Police declared the campus a “riot” scene — a rioting conviction carries up to 10 years in jail — and blocked exits as spokesman Louis Lau issued a stark warning in a Facebook live broadcast.
“I hereby warn rioters not to use petrol bombs, arrows, cars or any deadly weapons to attack police officers,” he said.
“If they continue such dangerous actions, we would have no choice but to use the minimum force necessary, including live rounds, to fire back.”
Police said they fired at a car late Sunday that had driven at a line of officers near the campus — but the vehicle reversed and escaped.
Protesters at the campus appeared resolute — a twist in tactics by a leaderless movement so far defined by its fluid, unpredictable nature.
“I feel scared. There’s no way out, all I can do is fight to the end,” said one protester joining the barricade in front of the university building.
“We need a base to keep our gear and have some rest at night before another fight in the morning,” another called Kason, 23, told AFP.
On Sunday, activists parried attempts by police to break through into the PolyU campus, firing rocks from a homemade catapult from the university roof, while an AFP reporter saw a team of masked archers — several carrying sports bows — patrolling the campus.
Violence has worsened in recent days, with two men killed in separate incidents linked to the protests this month.
Chinese President Xi Jinping this week issued his most strident comments on the crisis, saying it threatened the “one country, two systems” model under which Hong Kong has been ruled since the 1997 handover from Britain.
Demonstrators last week engineered a “Blossom Everywhere” campaign of blockades and vandalism, which forced the police to draft in prison officers as reinforcements, shut down large chunks of Hong Kong’s train network and close schools and shopping malls.
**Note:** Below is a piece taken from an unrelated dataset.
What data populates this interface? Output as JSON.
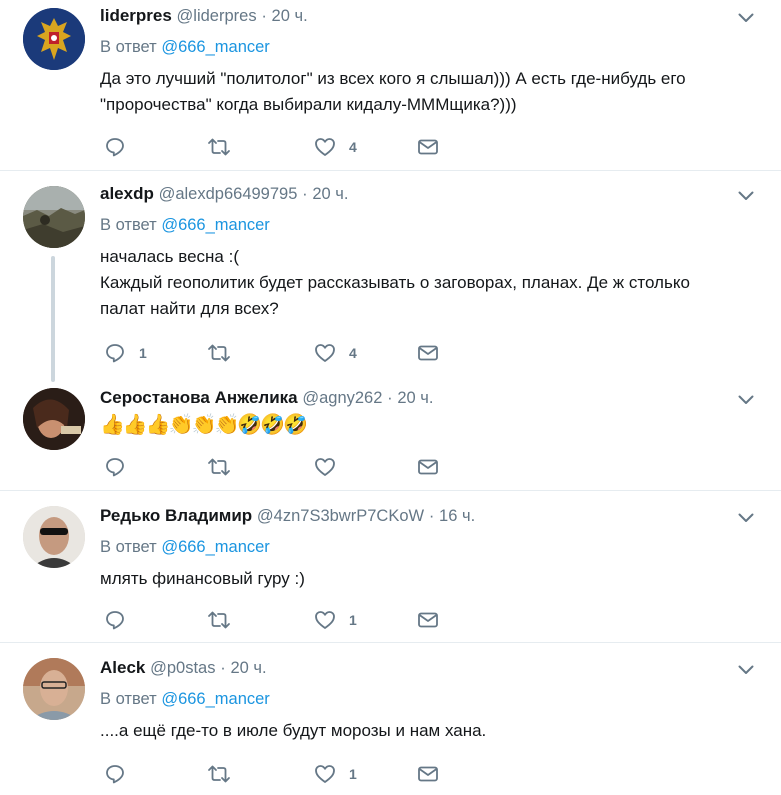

The movement, characterised by its fluidity and unpredictability, has started to coagulate in fixed locations, showing the protesters’ ability to switch tactics.
The protests started against a now-shelved bill to allow extradition to China but have billowed to encompass wider issues such as perceived police brutality and calls for universal suffrage in the former British colony.
The financial hub has been nudged into a recession by the unrelenting turmoil.
A poster circulating on social media called for the “dawn action” to continue on Monday.
“Get up early, directly target the regime, squeeze the economy to increase pressure,” it said.
The education bureau said schools will remain closed again on Monday.
Earlier on Sunday, dozens of government supporters gathered to clear barricades near the university campus — a sign of the divisions slicing through the city.
Many residents are wearied by the sapping protests. Others support the Chinese-backed city government.
Some applauded a Saturday clean-up by Chinese troops from a garrison of the People’s Liberation Army in Kowloon.
The garrison is usually confined to the barracks under Hong Kong’s mini-constitution, although it can be deployed at the request of the city’s government to help with public order breakdown or natural disasters.
Hong Kong’s government, which presides over a city that enjoys greater freedoms than the mainland, said it did not ask the PLA for help on Saturday.
The choreographed troop movement “has only compounded the impression that Beijing has simply ignored” Hong Kong’s unique political system, said analyst Dixon Sing.